27/01/2016 02h00
-Amor, corre aqui, "pelamor" de Deus- gritou amarrando lágrimas a mulher.
Quando se pede a um cidadão cadeirante que está desmanchado em um confortável sofá que corra é porque a situação é de calamidade pública. Quando esse pedido vem de sua mulher, que conhece suas lerdezas como ninguém, é porque começou uma hecatombe.
Ajeitei-me na velocidade mais rápida possível e cheguei tenso e esbaforido à porta do quarto. Sabia que aquele chamamento não era para ver borboletas azuis.
-Elis deu uns tremeliques! A febre já tá passando dos 38ºC. O que vamos fazer?
Nessa estonteante aventura de criar menino, nada enverga tanto as seguranças e convicções do que ver seu bebezinho nos flagelos implacáveis de bactérias, vírus, dores e dissabores.
Por natureza, reluto ante o limite do desespero materno e a minha parca experiência de entender organismos efervescentes de bebês, antes de me entregar ao calafriento caminho do pronto-socorro infantil, terra onde o coração da gente passa pela dura provação de ver macas enfeitadas com os mesmos bichinhos dos momentos felizes.
E, quando se ajeitam as emoções com o mantra "vai passar logo, meu bem", entre uma golfada e outra, com um amarelão que toma conta daquele rostinho corado, o bebê, na franca carência que lhe abate diante do mal-estar, estende os braços a você e manda ver num afago como se pedisse: "Arranque logo isso de mim, papai?".
Nenhum político mentiroso, extremista de redes sociais ou chefe com cara de boi que arromba a cerca me fez sentir com tanto vigor as fragilidades desta minha vida "mal-acabada" e me apontou com tanta energia minhas limitações físicas quanto as intermináveis surpresas do crescer de uma menina de oito meses.

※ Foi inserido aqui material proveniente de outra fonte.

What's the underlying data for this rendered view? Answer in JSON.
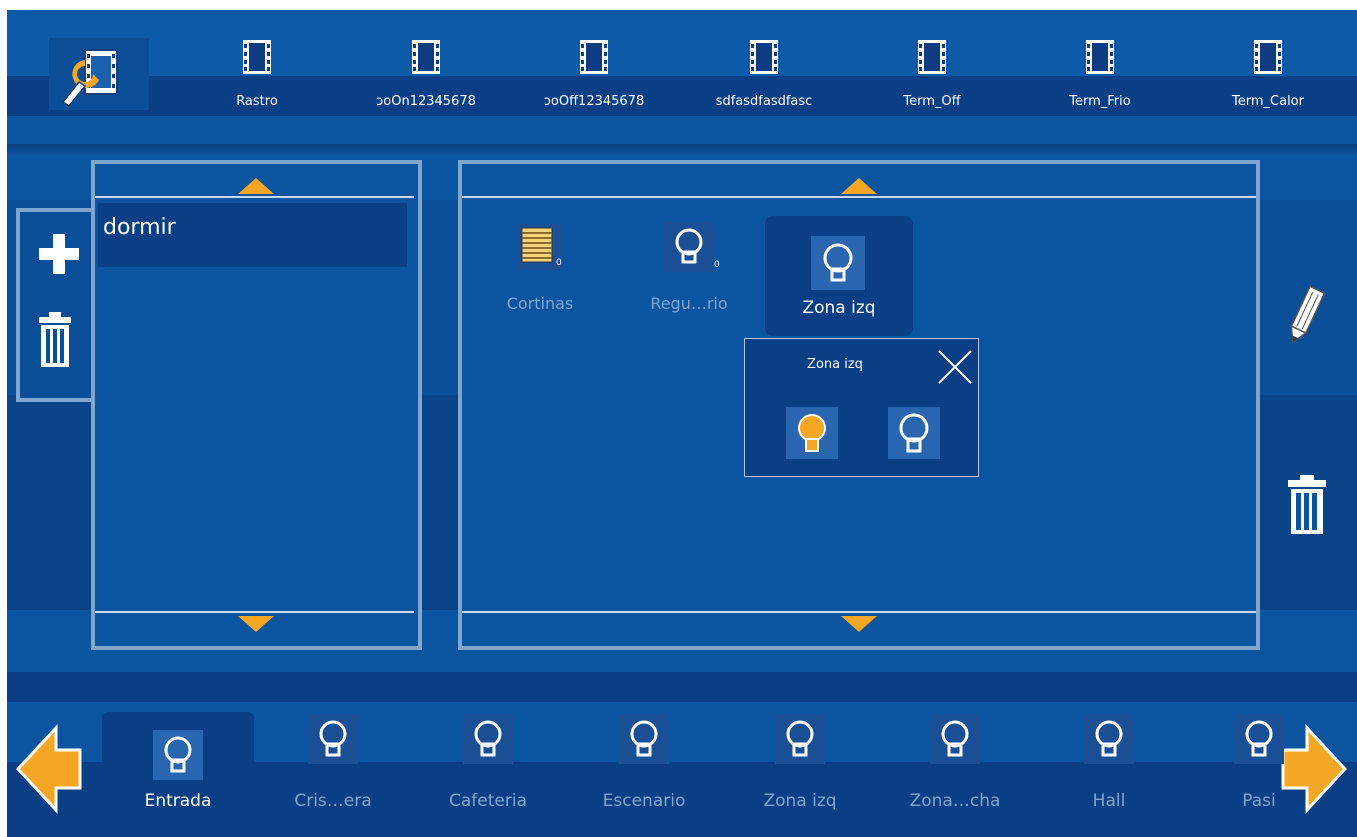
{
  "top_bar": {
    "items": [
      {
        "label": "Rastro"
      },
      {
        "label": "ↄoOn12345678"
      },
      {
        "label": "ↄoOff12345678"
      },
      {
        "label": "sdfasdfasdfasc"
      },
      {
        "label": "Term_Off"
      },
      {
        "label": "Term_Frio"
      },
      {
        "label": "Term_Calor"
      }
    ]
  },
  "scenes": {
    "items": [
      {
        "label": "dormir"
      }
    ]
  },
  "devices": {
    "items": [
      {
        "label": "Cortinas",
        "badge": "0"
      },
      {
        "label": "Regu…rio",
        "badge": "0"
      },
      {
        "label": "Zona izq"
      }
    ],
    "popup": {
      "title": "Zona izq"
    }
  },
  "bottom_bar": {
    "items": [
      {
        "label": "Entrada"
      },
      {
        "label": "Cris…era"
      },
      {
        "label": "Cafeteria"
      },
      {
        "label": "Escenario"
      },
      {
        "label": "Zona izq"
      },
      {
        "label": "Zona…cha"
      },
      {
        "label": "Hall"
      },
      {
        "label": "Pasi"
      }
    ]
  },
  "colors": {
    "accent": "#f5a623",
    "background": "#0b55a0",
    "dark": "#0d3d80",
    "frame": "#7fa6cf"
  }
}
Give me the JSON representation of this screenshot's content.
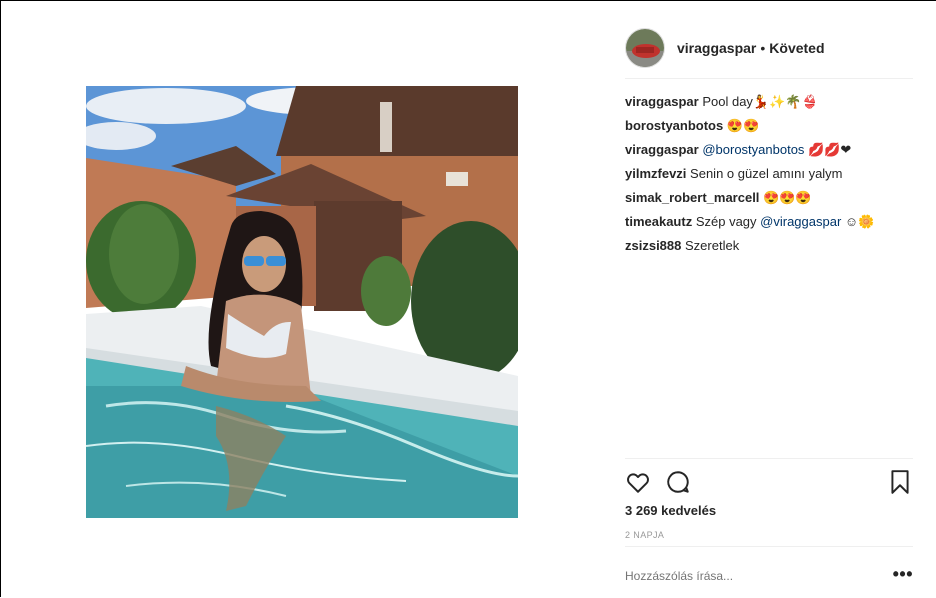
{
  "post": {
    "username": "viraggaspar",
    "separator": "•",
    "follow_status": "Követed"
  },
  "comments": [
    {
      "user": "viraggaspar",
      "text": "Pool day💃✨🌴👙"
    },
    {
      "user": "borostyanbotos",
      "text": "😍😍"
    },
    {
      "user": "viraggaspar",
      "mention": "@borostyanbotos",
      "text": " 💋💋❤"
    },
    {
      "user": "yilmzfevzi",
      "text": "Senin o güzel amını yalym"
    },
    {
      "user": "simak_robert_marcell",
      "text": "😍😍😍"
    },
    {
      "user": "timeakautz",
      "text": "Szép vagy ",
      "mention": "@viraggaspar",
      "text_after": " ☺🌼"
    },
    {
      "user": "zsizsi888",
      "text": "Szeretlek"
    }
  ],
  "stats": {
    "likes": "3 269 kedvelés",
    "time_ago": "2 NAPJA"
  },
  "add_comment": {
    "placeholder": "Hozzászólás írása..."
  },
  "icons": {
    "like": "heart-icon",
    "comment": "comment-bubble-icon",
    "save": "bookmark-icon",
    "more": "more-options-icon"
  }
}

Descobri com Elis que sou quase incapaz de juntar forças suficientes para entreabrir suas bochechas para fazer biquinho e lá dentro jogar o diabo engarrafado em forma de remédio. Assustador que, com o século 21 bombando, a indústria farmacêutica não tenha criado uma solução menos dramática para pais e filhos pequenos se reencontrarem com os dias de cócegas e risadas.
-Caso ela não tome direito, teremos de botar pela veia- diz a médica, num incentivo draconiano para que eu e mamãe, a contragosto, nos tornemos "exemplos de superação" na criação de nossa pequena e enfrentemos a operação de enfiar goela abaixo o elixir que, se não matar pela combinação química, há de matar pelo azedume.
Nunca senti tanta imobilidade como quando o termômetro insistia em dar aqueles apitos seguidos indicando que a febre não tinha cedido e que seria necessário fingir que o sagrado aviãozinho que costuma carregar a saborosa papinha da vovó faria uma viagem extra levando um xarope de gosto duvidoso.
Pelo conselho dos amigos, essa dor terrível de ver minha melhor parte em sofrimento deve passar quando ela tiver... uns 30 anos e eu, já na casa dos 70, talvez tenha mais sabedoria, equilíbrio e coração menos açucarado para ser aquele pai firme que não chora a cada suspirar descompassado de seu eterno neném.